EcoHealth Ontario’s goal is to develop new collaborations among the human health, social and environmental sectors and build a common agenda to foster improved health and well-being outcomes for Ontarians through the provision of better ecosystem quality, increased green space and enhanced access to nature.
Our work has only just begun. We are building on a wide range of recent initiatives (not all of which can be included here), including Forest Ontario’s report ‘A Healthy Dose of Green: A Prescription for a Healthy Population’, various Conservation Authorities’ programs, research on green spaces and public health by Toronto Public Health, and on climate change and health by the Middlesex-London Health Public Health Unit, as well as the David Suzuki Foundation’s 30×30 nature challenge and recent literature review on the impact of the natural environment on heat and air pollution in urban communities.
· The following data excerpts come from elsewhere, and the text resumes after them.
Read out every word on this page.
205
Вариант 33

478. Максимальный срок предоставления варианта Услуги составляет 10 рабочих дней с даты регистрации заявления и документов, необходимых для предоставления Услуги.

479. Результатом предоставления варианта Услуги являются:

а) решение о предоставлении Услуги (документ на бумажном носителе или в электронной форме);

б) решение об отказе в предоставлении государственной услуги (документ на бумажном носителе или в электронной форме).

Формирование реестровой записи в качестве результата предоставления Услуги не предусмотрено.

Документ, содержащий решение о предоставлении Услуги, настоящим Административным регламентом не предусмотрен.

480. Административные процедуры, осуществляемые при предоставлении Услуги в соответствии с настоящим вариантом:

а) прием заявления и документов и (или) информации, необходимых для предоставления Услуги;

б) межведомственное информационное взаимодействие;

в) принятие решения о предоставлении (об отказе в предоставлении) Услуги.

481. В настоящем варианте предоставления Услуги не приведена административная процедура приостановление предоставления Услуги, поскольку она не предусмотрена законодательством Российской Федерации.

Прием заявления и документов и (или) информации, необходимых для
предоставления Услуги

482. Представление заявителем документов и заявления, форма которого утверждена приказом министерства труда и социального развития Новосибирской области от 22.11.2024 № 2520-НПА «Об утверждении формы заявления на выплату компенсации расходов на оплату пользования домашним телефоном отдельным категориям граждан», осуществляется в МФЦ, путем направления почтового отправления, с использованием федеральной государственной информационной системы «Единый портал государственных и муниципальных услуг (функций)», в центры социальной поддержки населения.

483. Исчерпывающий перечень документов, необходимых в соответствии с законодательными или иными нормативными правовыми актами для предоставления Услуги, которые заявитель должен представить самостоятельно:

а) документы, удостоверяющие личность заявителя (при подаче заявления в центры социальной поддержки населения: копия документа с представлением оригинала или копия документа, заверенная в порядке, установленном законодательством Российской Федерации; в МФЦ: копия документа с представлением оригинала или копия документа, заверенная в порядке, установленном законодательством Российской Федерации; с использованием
The Ontario node of the Canadian Community of Practice in Ecosystem Approaches to Health and the International Association for Ecology and Health have been involved in awareness raising and capacity development projects focused on the link between ecosystems, health and society for many years. There is a wealth of interest and talent in the province that Ecohealth Ontario is hoping to harness in order to reconnect public health with the environment in the programs and policies that shape our province.
We invite you to join us at one of our upcoming events and to sign up on our website to receive our newsletter. We welcome your engagement and suggestions for ways that we can shift the dialogue around public health in Ontario to focus not only only illness and the social determinants of health (poverty, education, housing, etc.) but also on wellness and the ecological determinants of health (clean air, water, land, etc.).
The time has come for action to tackle the critical questions of our generation related to the environment as a determinant of public health, as we live, work and play under the shadow of a changing climate. There is a critical role to be played by Forests Ontario in reframing the dialogue around what actions constitute legitimate and long-term investments in public health and well-being in the province.
About the Author
Dr. Karen Morrison is a member of the Ecohealth Ontario Steering Committee. She is currently an Adjunct Professor at York University, a co-principal investigator for the Canadian Community of Practice in Ecosystem Approaches to Health and VP of the International Association for Ecology and Health.
About Ecohealth and Forests Ontario
Forests Ontario’s ‘A Healthy Dose of Green’ white paper was instrumental in bringing together key players who aligned to form Ecohealth Ontario. Our efforts to connect forests with human well-being shaped the direction of this collaboration, allowing for ongoing work into the links between environment and public health.